Deligne worked with Grothendieck at the IHES during the late sixties, and is perhaps best known for his proof of the Weil conjectures completed in 1974, an achievement which won him a Fields medal in 1978. The Weil conjectures motivated much of the work by Grothendieck and others in algebraic geometry during the fifties and sixties, and Deligne was able to finish a proof using Grothendieck’s machinery as well as some different ideas of his own. For more about Grothendieck, visit the Grothendieck Circle web-site. Grothendieck left the IHES around 1970, and later became a recluse, increasingly hostile towards his former colleagues, especially Deligne, who he attacked in his long unpublished manuscript “Recoltes et Semailles.” Several people told me that at the conference banquet held Tuesday night, after an array of different speakers rose to praise Deligne, especially for his generosity with his ideas and help to others, Deligne himself spoke and said that he was only repaying the debt he owed to Grothendieck, who himself was famous for such generosity.

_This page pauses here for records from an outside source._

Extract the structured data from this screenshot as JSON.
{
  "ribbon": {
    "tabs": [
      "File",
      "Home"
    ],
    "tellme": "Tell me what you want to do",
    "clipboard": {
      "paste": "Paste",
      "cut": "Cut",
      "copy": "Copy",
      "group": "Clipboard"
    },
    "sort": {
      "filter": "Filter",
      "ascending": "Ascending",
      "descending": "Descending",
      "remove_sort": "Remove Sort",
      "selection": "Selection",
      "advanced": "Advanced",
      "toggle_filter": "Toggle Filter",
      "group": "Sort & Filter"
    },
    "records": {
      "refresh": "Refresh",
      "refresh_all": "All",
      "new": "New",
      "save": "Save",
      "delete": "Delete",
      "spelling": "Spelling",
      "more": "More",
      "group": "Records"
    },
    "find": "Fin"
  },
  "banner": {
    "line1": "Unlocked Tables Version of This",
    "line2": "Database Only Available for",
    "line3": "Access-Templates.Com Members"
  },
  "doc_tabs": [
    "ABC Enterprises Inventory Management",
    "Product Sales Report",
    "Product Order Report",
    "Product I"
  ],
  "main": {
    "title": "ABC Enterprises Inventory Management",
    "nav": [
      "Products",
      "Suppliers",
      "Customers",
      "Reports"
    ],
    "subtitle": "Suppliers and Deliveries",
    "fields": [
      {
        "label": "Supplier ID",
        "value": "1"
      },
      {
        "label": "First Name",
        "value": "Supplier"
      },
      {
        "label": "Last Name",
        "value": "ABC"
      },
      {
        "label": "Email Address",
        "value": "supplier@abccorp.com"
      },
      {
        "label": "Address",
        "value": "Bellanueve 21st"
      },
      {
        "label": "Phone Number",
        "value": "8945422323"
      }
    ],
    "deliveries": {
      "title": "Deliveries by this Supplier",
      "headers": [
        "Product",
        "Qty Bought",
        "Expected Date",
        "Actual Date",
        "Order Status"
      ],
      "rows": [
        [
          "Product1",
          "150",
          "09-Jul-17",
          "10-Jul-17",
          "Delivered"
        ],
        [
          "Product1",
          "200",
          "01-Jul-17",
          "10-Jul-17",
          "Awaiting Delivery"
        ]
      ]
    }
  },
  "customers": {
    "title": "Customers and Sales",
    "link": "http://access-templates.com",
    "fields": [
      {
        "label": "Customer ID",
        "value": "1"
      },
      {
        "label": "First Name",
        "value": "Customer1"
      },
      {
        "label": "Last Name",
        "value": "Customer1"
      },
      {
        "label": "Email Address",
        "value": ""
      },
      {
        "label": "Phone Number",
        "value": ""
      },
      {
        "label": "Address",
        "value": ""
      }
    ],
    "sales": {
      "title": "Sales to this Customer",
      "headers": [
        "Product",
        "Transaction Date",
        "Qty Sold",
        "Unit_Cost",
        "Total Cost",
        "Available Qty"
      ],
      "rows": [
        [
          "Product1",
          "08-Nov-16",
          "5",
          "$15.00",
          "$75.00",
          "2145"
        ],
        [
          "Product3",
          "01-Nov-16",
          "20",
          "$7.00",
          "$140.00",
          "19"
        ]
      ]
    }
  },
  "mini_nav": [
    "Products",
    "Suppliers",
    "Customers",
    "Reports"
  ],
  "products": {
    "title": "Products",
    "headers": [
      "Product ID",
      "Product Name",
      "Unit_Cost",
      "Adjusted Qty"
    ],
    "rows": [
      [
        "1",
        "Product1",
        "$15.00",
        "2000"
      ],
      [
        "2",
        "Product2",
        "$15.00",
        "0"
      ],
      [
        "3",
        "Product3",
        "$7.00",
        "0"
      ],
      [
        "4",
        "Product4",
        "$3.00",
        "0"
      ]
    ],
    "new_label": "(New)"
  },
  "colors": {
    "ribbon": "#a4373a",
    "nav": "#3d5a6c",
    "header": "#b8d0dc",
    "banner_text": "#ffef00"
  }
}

One of the conference talks I heard was by Gerard Laumon, who described some of his work with Ngo Bau Chau on the Fundamental Lemma. Various lecture notes on this subject are available here. Laumon emphasized the role of equivariant cohomology in the proof, a method pioneered by Goresky, Kottwitz and MacPherson. Equivariant cohomology techniques are also crucially behind much work on topological quantum field theory, although of course the context is quite different there.